Just FYI: some of us are not OK

 


Intentional Relationships.

I knew it as soon as my eyes opened. It was going to be one of those days.

 

The day felt dark and overwhelming. My legs felt sluggish and my mind slow to start.

 

There wasn’t anything in particular that made me feel this way. Or perhaps it was everything that did. Depression doesn’t always operate by a formula. And despite having the right tools to be pro-active and head it off, sometimes it finds a new way to come in.

 

I went through the motions of the day. I know the motions by now and can hide the hard parts from the kids while I shuttle them off to school. But then, in the silence, alone, it’s a little harder to fight.

 

I made it mid-morning, without a whole lot of productive things accomplished, when the phone dinged.

 

A text. From a friend. Just reaching out to say she was thinking of me and wondering how I was doing.

 

It didn’t make me do a 180 on my mental state. I continued through my day as I had before, struggling. But the load was just a bit lighter. The cloud wasn't as dark, the fog in my mind had lifted slightly. That text definitely helped.

 

And so, I encourage you. If someone comes to mind - call them, text them, write them a letter.
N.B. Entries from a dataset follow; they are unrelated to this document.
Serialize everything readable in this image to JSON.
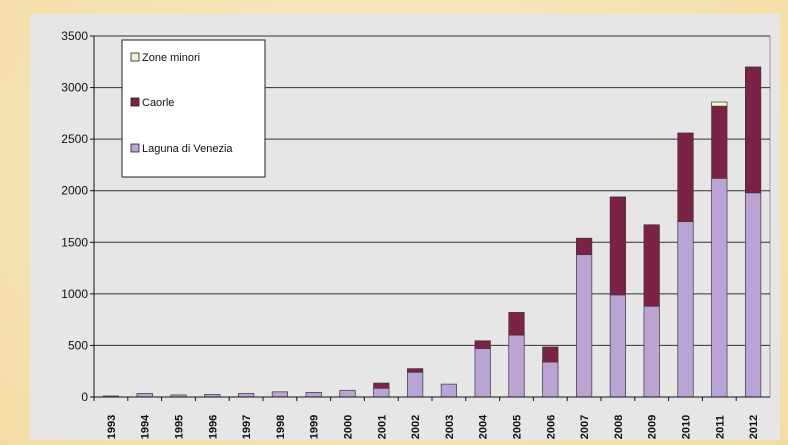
{
  "colors": {
    "page_background": "#f6e4b4",
    "plot_background": "#e6e6e6",
    "laguna": "#bba3d3",
    "caorle": "#7b2246",
    "zone_minori": "#f7f2cf",
    "bar_stroke": "#3a3a3a",
    "gridline": "#333333"
  },
  "chart_data": {
    "type": "bar",
    "stacked": true,
    "title": "",
    "xlabel": "",
    "ylabel": "",
    "ylim": [
      0,
      3500
    ],
    "y_ticks": [
      0,
      500,
      1000,
      1500,
      2000,
      2500,
      3000,
      3500
    ],
    "grid": true,
    "legend_position": "top-left",
    "categories": [
      "1993",
      "1994",
      "1995",
      "1996",
      "1997",
      "1998",
      "1999",
      "2000",
      "2001",
      "2002",
      "2003",
      "2004",
      "2005",
      "2006",
      "2007",
      "2008",
      "2009",
      "2010",
      "2011",
      "2012"
    ],
    "series": [
      {
        "name": "Laguna di Venezia",
        "color_key": "laguna",
        "values": [
          10,
          35,
          20,
          25,
          35,
          50,
          45,
          65,
          85,
          240,
          125,
          470,
          600,
          340,
          1380,
          990,
          880,
          1700,
          2120,
          1980
        ]
      },
      {
        "name": "Caorle",
        "color_key": "caorle",
        "values": [
          0,
          0,
          0,
          0,
          0,
          0,
          0,
          0,
          50,
          35,
          0,
          75,
          220,
          145,
          160,
          950,
          790,
          860,
          700,
          1220
        ]
      },
      {
        "name": "Zone minori",
        "color_key": "zone_minori",
        "values": [
          0,
          0,
          0,
          0,
          0,
          0,
          0,
          0,
          0,
          0,
          0,
          0,
          0,
          0,
          0,
          0,
          0,
          0,
          40,
          0
        ]
      }
    ],
    "legend_order": [
      "Zone minori",
      "Caorle",
      "Laguna di Venezia"
    ]
  }
}
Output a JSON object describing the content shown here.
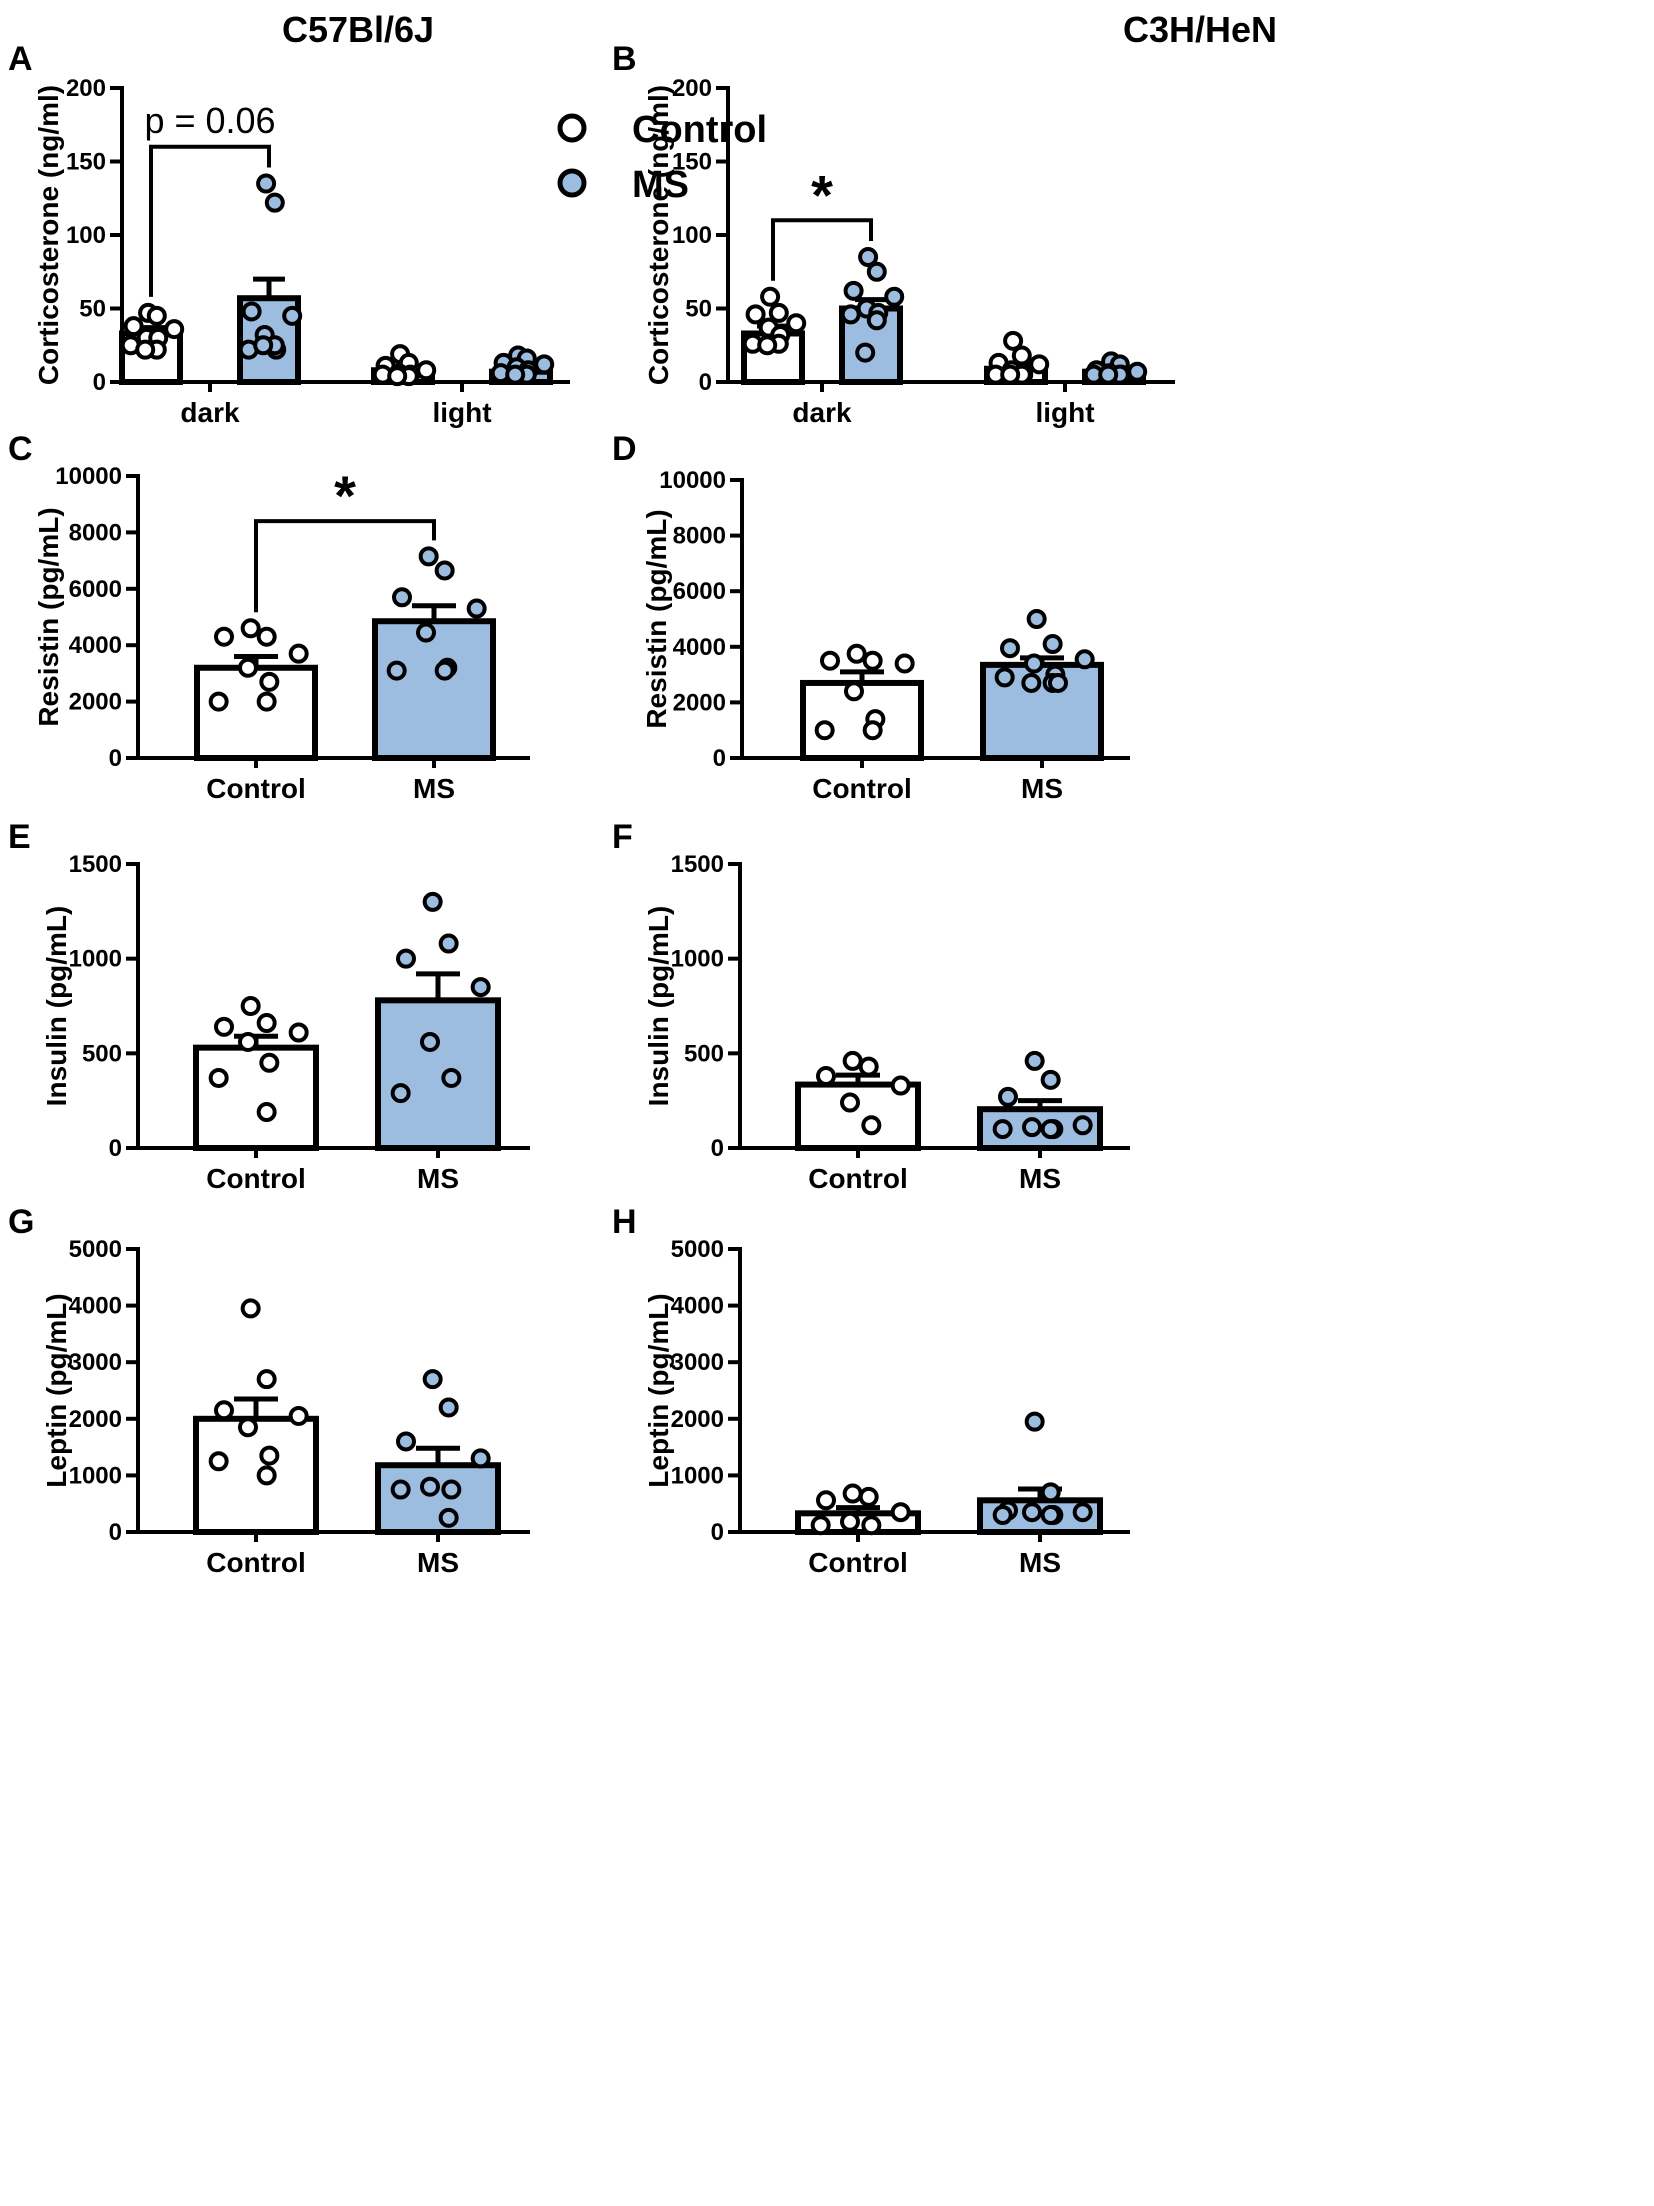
{
  "column_titles": [
    "C57Bl/6J",
    "C3H/HeN"
  ],
  "colors": {
    "control": "#ffffff",
    "ms": "#9dbde0",
    "stroke": "#000000"
  },
  "legend": {
    "items": [
      {
        "label": "Control",
        "color": "#ffffff"
      },
      {
        "label": "MS",
        "color": "#9dbde0"
      }
    ]
  },
  "chart_data": [
    {
      "panel": "A",
      "type": "bar",
      "strain": "C57Bl/6J",
      "ylabel": "Corticosterone (ng/ml)",
      "ylim": [
        0,
        200
      ],
      "yticks": [
        0,
        50,
        100,
        150,
        200
      ],
      "categories": [
        "dark",
        "light"
      ],
      "series": [
        {
          "name": "Control",
          "means": [
            33,
            8
          ],
          "sem": [
            4,
            2
          ],
          "points": [
            [
              47,
              45,
              38,
              36,
              30,
              30,
              25,
              22,
              22
            ],
            [
              19,
              13,
              11,
              8,
              6,
              5,
              5,
              4,
              4
            ]
          ]
        },
        {
          "name": "MS",
          "means": [
            57,
            7
          ],
          "sem": [
            13,
            2
          ],
          "points": [
            [
              135,
              122,
              48,
              45,
              32,
              22,
              22,
              25,
              25
            ],
            [
              18,
              16,
              13,
              12,
              10,
              8,
              6,
              5,
              5
            ]
          ]
        }
      ],
      "annotations": [
        {
          "type": "bracket",
          "group": 0,
          "text": "p = 0.06",
          "y": 160
        }
      ]
    },
    {
      "panel": "B",
      "type": "bar",
      "strain": "C3H/HeN",
      "ylabel": "Corticosterone (ng/ml)",
      "ylim": [
        0,
        200
      ],
      "yticks": [
        0,
        50,
        100,
        150,
        200
      ],
      "categories": [
        "dark",
        "light"
      ],
      "series": [
        {
          "name": "Control",
          "means": [
            33,
            9
          ],
          "sem": [
            5,
            3
          ],
          "points": [
            [
              58,
              47,
              46,
              40,
              37,
              32,
              26,
              26,
              25
            ],
            [
              28,
              18,
              13,
              12,
              8,
              5,
              5,
              5,
              5
            ]
          ]
        },
        {
          "name": "MS",
          "means": [
            50,
            7
          ],
          "sem": [
            6,
            2
          ],
          "points": [
            [
              85,
              75,
              62,
              58,
              50,
              47,
              46,
              42,
              20
            ],
            [
              14,
              12,
              8,
              7,
              6,
              5,
              5,
              5,
              5
            ]
          ]
        }
      ],
      "annotations": [
        {
          "type": "bracket",
          "group": 0,
          "text": "*",
          "y": 110
        }
      ]
    },
    {
      "panel": "C",
      "type": "bar",
      "strain": "C57Bl/6J",
      "ylabel": "Resistin (pg/mL)",
      "ylim": [
        0,
        10000
      ],
      "yticks": [
        0,
        2000,
        4000,
        6000,
        8000,
        10000
      ],
      "categories": [
        "Control",
        "MS"
      ],
      "series": [
        {
          "name": "Control",
          "means": [
            3200
          ],
          "sem": [
            400
          ],
          "points": [
            [
              4600,
              4300,
              4300,
              3700,
              3200,
              2700,
              2000,
              2000
            ]
          ]
        },
        {
          "name": "MS",
          "means": [
            4850
          ],
          "sem": [
            550
          ],
          "points": [
            [
              7150,
              6650,
              5700,
              5300,
              4450,
              3200,
              3100,
              3100
            ]
          ]
        }
      ],
      "annotations": [
        {
          "type": "bracket",
          "group": 0,
          "text": "*",
          "y": 8400
        }
      ]
    },
    {
      "panel": "D",
      "type": "bar",
      "strain": "C3H/HeN",
      "ylabel": "Resistin (pg/mL)",
      "ylim": [
        0,
        10000
      ],
      "yticks": [
        0,
        2000,
        4000,
        6000,
        8000,
        10000
      ],
      "categories": [
        "Control",
        "MS"
      ],
      "series": [
        {
          "name": "Control",
          "means": [
            2700
          ],
          "sem": [
            400
          ],
          "points": [
            [
              3750,
              3500,
              3500,
              3400,
              2400,
              1400,
              1000,
              1000
            ]
          ]
        },
        {
          "name": "MS",
          "means": [
            3350
          ],
          "sem": [
            250
          ],
          "points": [
            [
              5000,
              4100,
              3950,
              3550,
              3400,
              3000,
              2900,
              2700,
              2700,
              2700
            ]
          ]
        }
      ],
      "annotations": []
    },
    {
      "panel": "E",
      "type": "bar",
      "strain": "C57Bl/6J",
      "ylabel": "Insulin (pg/mL)",
      "ylim": [
        0,
        1500
      ],
      "yticks": [
        0,
        500,
        1000,
        1500
      ],
      "categories": [
        "Control",
        "MS"
      ],
      "series": [
        {
          "name": "Control",
          "means": [
            530
          ],
          "sem": [
            60
          ],
          "points": [
            [
              750,
              660,
              640,
              610,
              560,
              450,
              370,
              190
            ]
          ]
        },
        {
          "name": "MS",
          "means": [
            780
          ],
          "sem": [
            140
          ],
          "points": [
            [
              1300,
              1080,
              1000,
              850,
              560,
              370,
              290
            ]
          ]
        }
      ],
      "annotations": []
    },
    {
      "panel": "F",
      "type": "bar",
      "strain": "C3H/HeN",
      "ylabel": "Insulin (pg/mL)",
      "ylim": [
        0,
        1500
      ],
      "yticks": [
        0,
        500,
        1000,
        1500
      ],
      "categories": [
        "Control",
        "MS"
      ],
      "series": [
        {
          "name": "Control",
          "means": [
            335
          ],
          "sem": [
            50
          ],
          "points": [
            [
              460,
              430,
              380,
              330,
              240,
              120
            ]
          ]
        },
        {
          "name": "MS",
          "means": [
            205
          ],
          "sem": [
            45
          ],
          "points": [
            [
              460,
              360,
              270,
              120,
              110,
              100,
              100,
              100
            ]
          ]
        }
      ],
      "annotations": []
    },
    {
      "panel": "G",
      "type": "bar",
      "strain": "C57Bl/6J",
      "ylabel": "Leptin (pg/mL)",
      "ylim": [
        0,
        5000
      ],
      "yticks": [
        0,
        1000,
        2000,
        3000,
        4000,
        5000
      ],
      "categories": [
        "Control",
        "MS"
      ],
      "series": [
        {
          "name": "Control",
          "means": [
            2000
          ],
          "sem": [
            350
          ],
          "points": [
            [
              3950,
              2700,
              2150,
              2050,
              1850,
              1350,
              1250,
              1000
            ]
          ]
        },
        {
          "name": "MS",
          "means": [
            1180
          ],
          "sem": [
            300
          ],
          "points": [
            [
              2700,
              2200,
              1600,
              1300,
              800,
              750,
              750,
              250
            ]
          ]
        }
      ],
      "annotations": []
    },
    {
      "panel": "H",
      "type": "bar",
      "strain": "C3H/HeN",
      "ylabel": "Leptin (pg/mL)",
      "ylim": [
        0,
        5000
      ],
      "yticks": [
        0,
        1000,
        2000,
        3000,
        4000,
        5000
      ],
      "categories": [
        "Control",
        "MS"
      ],
      "series": [
        {
          "name": "Control",
          "means": [
            330
          ],
          "sem": [
            100
          ],
          "points": [
            [
              680,
              620,
              560,
              350,
              180,
              120,
              120
            ]
          ]
        },
        {
          "name": "MS",
          "means": [
            560
          ],
          "sem": [
            200
          ],
          "points": [
            [
              1950,
              700,
              380,
              350,
              350,
              300,
              300,
              300
            ]
          ]
        }
      ],
      "annotations": []
    }
  ]
}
You may be exactly who they need to hear from in that moment. Even as the days are getting longer and the sun is out more, we may find ourselves wrapped up in summer activities… and assume everyone else is with theirs as well. They may be wrapped up in it all, but they're struggling while doing so.

 

Please, reach out. Because I assure you, those who are low and depressed don’t always, actually - rarely, ask for it. They need it desperately but they won’t vocalize it.

 

So many things are trying to pull our relationships apart. Hate, division, strife, disease. But we don’t have to let it win.